2. SYN Cookies—Rather than immediately sending the SYN to the server, the firewall generates a
cookie (on behalf of the server) to send in the SYN-ACK to the client. The client responds with its
ACK and the cookie; upon this validation the firewall then sends the SYN to the server. The SYN
Cookies action requires more firewall resources than Random Early Drop; it’s more discerning
because it affects bad traffic.
5. (Optional) On each of the flood tabs, change the following thresholds to suit your environment:
• Alarm Rate (connections/s)—Specify the threshold rate (cps) above which a DoS alarm is
generated. (Range is 0-2,000,000; default is 10,000.)
• Activate Rate (connections/s)—Specify the threshold rate (cps) above which a DoS response is
activated. When the Activate Rate threshold is reached, Random Early Drop occurs. Range is
0-2,000,000; default is 10,000. (For SYN Flood, you can select the action that occurs.)
• Max Rate (connections/s)—Specify the threshold rate of incoming connections per second that
the firewall allows. When the threshold is exceeded, new connections that arrive are dropped.
(Range is 2-2,000,000; default is 40,000.)

The default threshold values in this step are only starting points and might not be
appropriate for your network.

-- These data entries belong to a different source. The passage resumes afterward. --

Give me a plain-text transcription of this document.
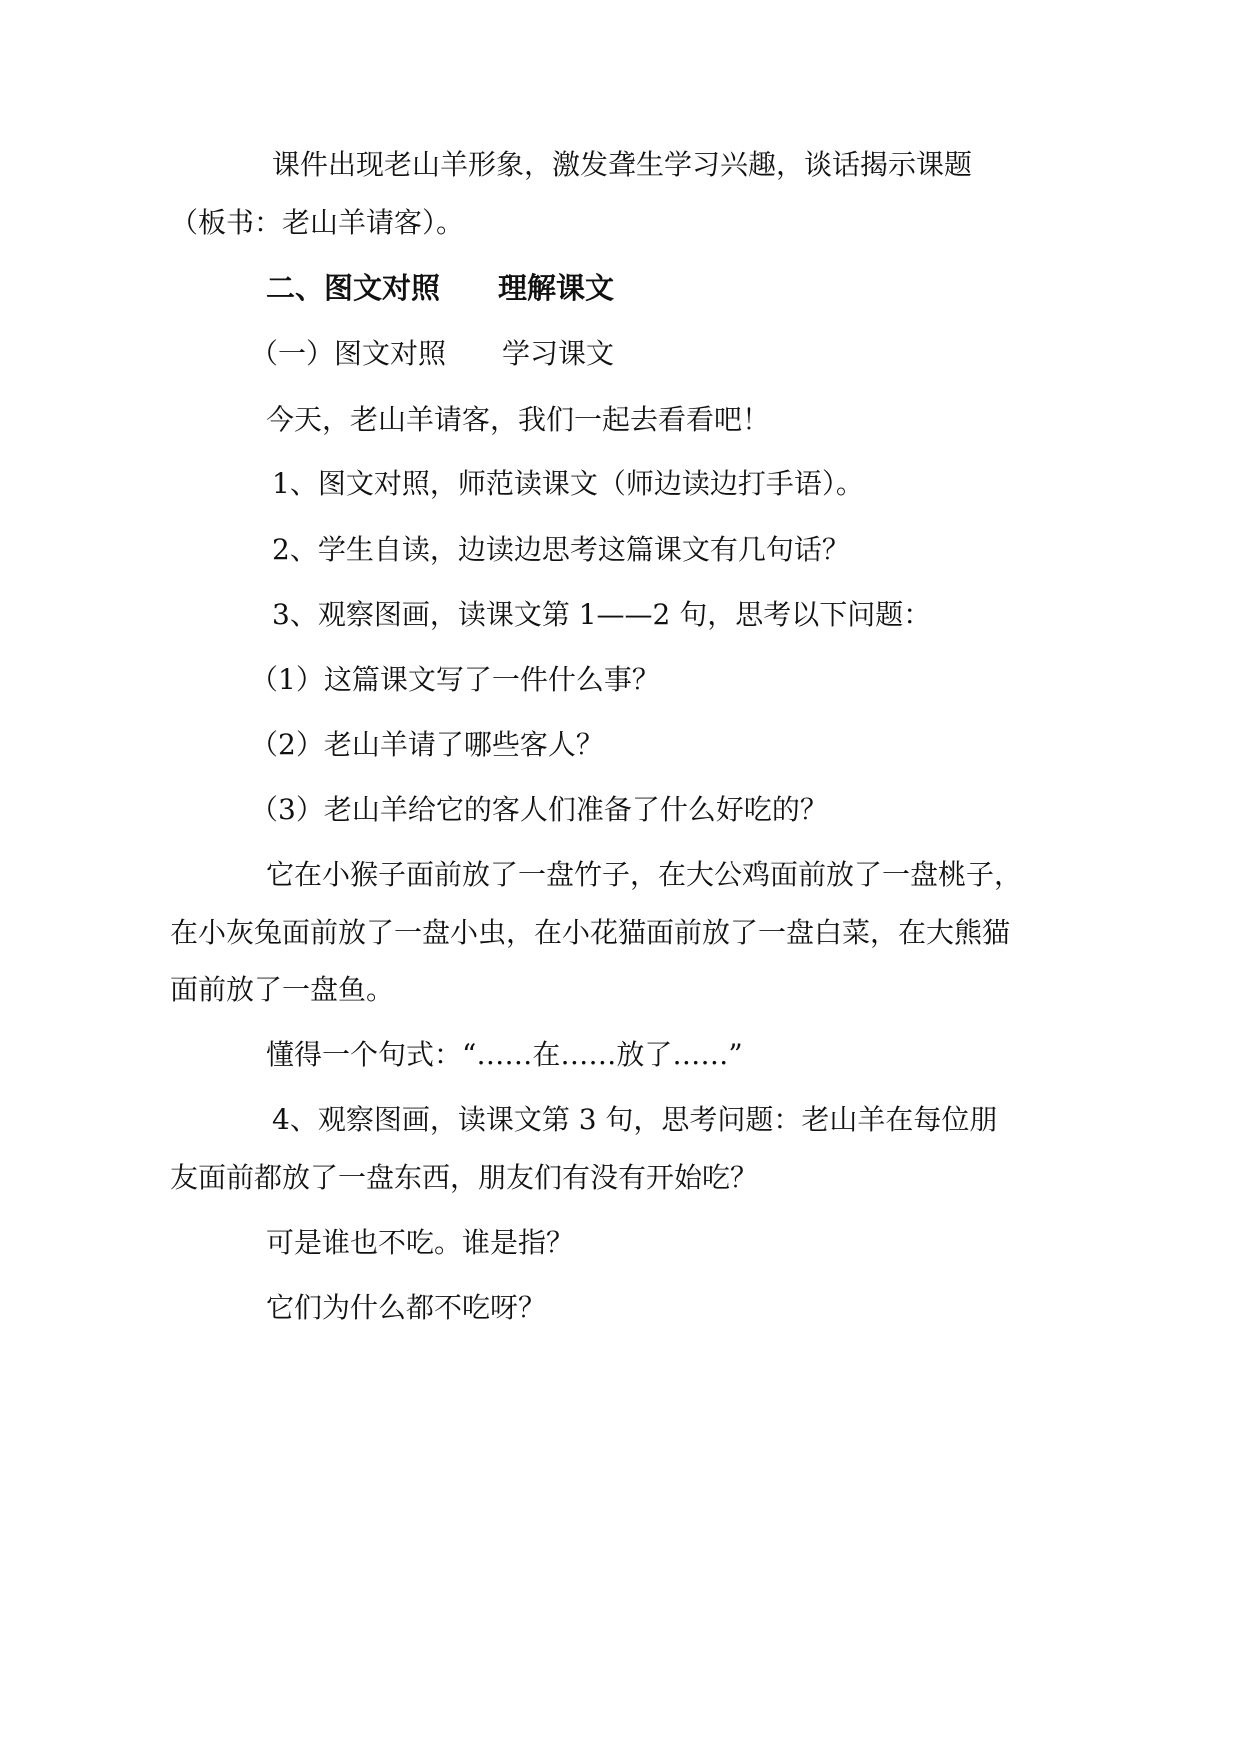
课件出现老山羊形象，激发聋生学习兴趣，谈话揭示课题
（板书：老山羊请客）。
二、图文对照　　理解课文
（一）图文对照　　学习课文
今天，老山羊请客，我们一起去看看吧！
1、图文对照，师范读课文（师边读边打手语）。
2、学生自读，边读边思考这篇课文有几句话？
3、观察图画，读课文第 1——2 句，思考以下问题：
（1）这篇课文写了一件什么事？
（2）老山羊请了哪些客人？
（3）老山羊给它的客人们准备了什么好吃的？
它在小猴子面前放了一盘竹子，在大公鸡面前放了一盘桃子，
在小灰兔面前放了一盘小虫，在小花猫面前放了一盘白菜，在大熊猫
面前放了一盘鱼。
懂得一个句式：“……在……放了……”
4、观察图画，读课文第 3 句，思考问题：老山羊在每位朋
友面前都放了一盘东西，朋友们有没有开始吃？
可是谁也不吃。谁是指？
它们为什么都不吃呀？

You must analyze the behavior of your network to
properly set initial threshold values.
6. On each of the flood tabs, specify the Block Duration (in seconds), which is the length of time the
firewall blocks packets that match the DoS Protection policy rule that references this profile. Specify
a value greater than zero. (Range is 1-21,600; default is 300.)

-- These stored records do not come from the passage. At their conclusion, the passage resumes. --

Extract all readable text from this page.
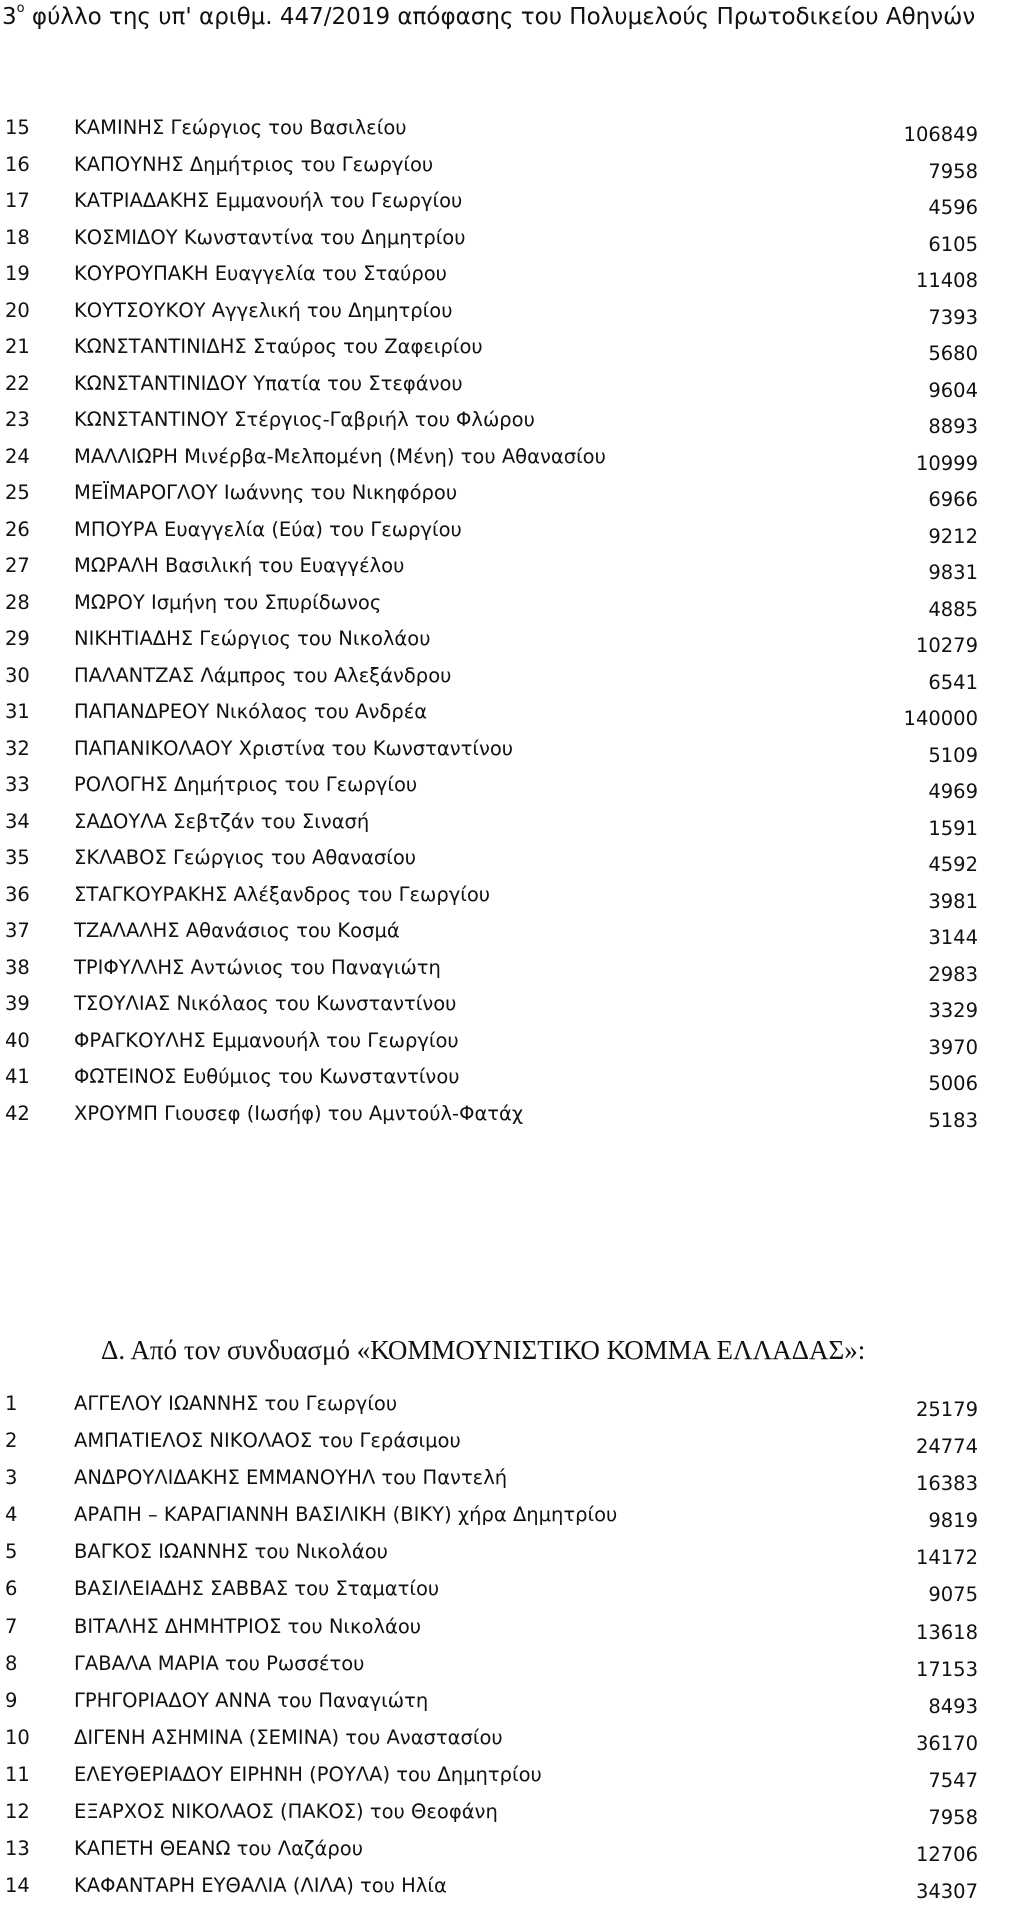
$3^o$ φύλλο της υπ' αριθμ. 447/2019 απόφασης του Πολυμελούς Πρωτοδικείου Αθηνών
15	ΚΑΜΙΝΗΣ Γεώργιος του Βασιλείου	106849
16	ΚΑΠΟΥΝΗΣ Δημήτριος του Γεωργίου	7958
17	ΚΑΤΡΙΑΔΑΚΗΣ Εμμανουήλ του Γεωργίου	4596
18	ΚΟΣΜΙΔΟΥ Κωνσταντίνα του Δημητρίου	6105
19	ΚΟΥΡΟΥΠΑΚΗ Ευαγγελία του Σταύρου	11408
20	ΚΟΥΤΣΟΥΚΟΥ Αγγελική του Δημητρίου	7393
21	ΚΩΝΣΤΑΝΤΙΝΙΔΗΣ Σταύρος του Ζαφειρίου	5680
22	ΚΩΝΣΤΑΝΤΙΝΙΔΟΥ Υπατία του Στεφάνου	9604
23	ΚΩΝΣΤΑΝΤΙΝΟΥ Στέργιος-Γαβριήλ του Φλώρου	8893
24	ΜΑΛΛΙΩΡΗ Μινέρβα-Μελπομένη (Μένη) του Αθανασίου	10999
25	ΜΕΪΜΑΡΟΓΛΟΥ Ιωάννης του Νικηφόρου	6966
26	ΜΠΟΥΡΑ Ευαγγελία (Εύα) του Γεωργίου	9212
27	ΜΩΡΑΛΗ Βασιλική του Ευαγγέλου	9831
28	ΜΩΡΟΥ Ισμήνη του Σπυρίδωνος	4885
29	ΝΙΚΗΤΙΑΔΗΣ Γεώργιος του Νικολάου	10279
30	ΠΑΛΑΝΤΖΑΣ Λάμπρος του Αλεξάνδρου	6541
31	ΠΑΠΑΝΔΡΕΟΥ Νικόλαος του Ανδρέα	140000
32	ΠΑΠΑΝΙΚΟΛΑΟΥ Χριστίνα του Κωνσταντίνου	5109
33	ΡΟΛΟΓΗΣ Δημήτριος του Γεωργίου	4969
34	ΣΑΔΟΥΛΑ Σεβτζάν του Σινασή	1591
35	ΣΚΛΑΒΟΣ Γεώργιος του Αθανασίου	4592
36	ΣΤΑΓΚΟΥΡΑΚΗΣ Αλέξανδρος του Γεωργίου	3981
37	ΤΖΑΛΑΛΗΣ Αθανάσιος του Κοσμά	3144
38	ΤΡΙΦΥΛΛΗΣ Αντώνιος του Παναγιώτη	2983
39	ΤΣΟΥΛΙΑΣ Νικόλαος του Κωνσταντίνου	3329
40	ΦΡΑΓΚΟΥΛΗΣ Εμμανουήλ του Γεωργίου	3970
41	ΦΩΤΕΙΝΟΣ Ευθύμιος του Κωνσταντίνου	5006
42	ΧΡΟΥΜΠ Γιουσεφ (Ιωσήφ) του Αμντούλ-Φατάχ	5183
Δ. Από τον συνδυασμό «ΚΟΜΜΟΥΝΙΣΤΙΚΟ ΚΟΜΜΑ ΕΛΛΑΔΑΣ»:
1	ΑΓΓΕΛΟΥ ΙΩΑΝΝΗΣ του Γεωργίου	25179
2	ΑΜΠΑΤΙΕΛΟΣ ΝΙΚΟΛΑΟΣ του Γεράσιμου	24774
3	ΑΝΔΡΟΥΛΙΔΑΚΗΣ ΕΜΜΑΝΟΥΗΛ του Παντελή	16383
4	ΑΡΑΠΗ – ΚΑΡΑΓΙΑΝΝΗ ΒΑΣΙΛΙΚΗ (ΒΙΚΥ) χήρα Δημητρίου	9819
5	ΒΑΓΚΟΣ ΙΩΑΝΝΗΣ του Νικολάου	14172
6	ΒΑΣΙΛΕΙΑΔΗΣ ΣΑΒΒΑΣ του Σταματίου	9075
7	ΒΙΤΑΛΗΣ ΔΗΜΗΤΡΙΟΣ του Νικολάου	13618
8	ΓΑΒΑΛΑ ΜΑΡΙΑ του Ρωσσέτου	17153
9	ΓΡΗΓΟΡΙΑΔΟΥ ΑΝΝΑ του Παναγιώτη	8493
10	ΔΙΓΕΝΗ ΑΣΗΜΙΝΑ (ΣΕΜΙΝΑ) του Αναστασίου	36170
11	ΕΛΕΥΘΕΡΙΑΔΟΥ ΕΙΡΗΝΗ (ΡΟΥΛΑ) του Δημητρίου	7547
12	ΕΞΑΡΧΟΣ ΝΙΚΟΛΑΟΣ (ΠΑΚΟΣ) του Θεοφάνη	7958
13	ΚΑΠΕΤΗ ΘΕΑΝΩ του Λαζάρου	12706
14	ΚΑΦΑΝΤΑΡΗ ΕΥΘΑΛΙΑ (ΛΙΛΑ) του Ηλία	34307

Set a low Block Duration value if you are concerned that packets you incorrectly
identify as attack traffic will be blocked unnecessarily.

Set a high Block Duration value if you are more concerned about blocking volumetric attacks than
you are about incorrectly blocking packets that aren’t part of an attack.
7. Click OK.

STEP 3 | Configure a DoS Protection policy rule that specifies the criteria for matching the incoming
traffic.

1156 PAN-OS® ADMINISTRATOR’S GUIDE | Zone Protection and DoS Protection


© 2018 Palo Alto Networks, Inc.
The firewall resources are finite, so you wouldn’t want to classify using source address
on an internet-facing zone because there can be an enormous number of unique IP
addresses that match the DoS Protection policy rule. That would require many counters
and the firewall would run out of tracking resources. Instead, define a DoS Protection
policy rule that classifies using the destination address (of the server you are protecting).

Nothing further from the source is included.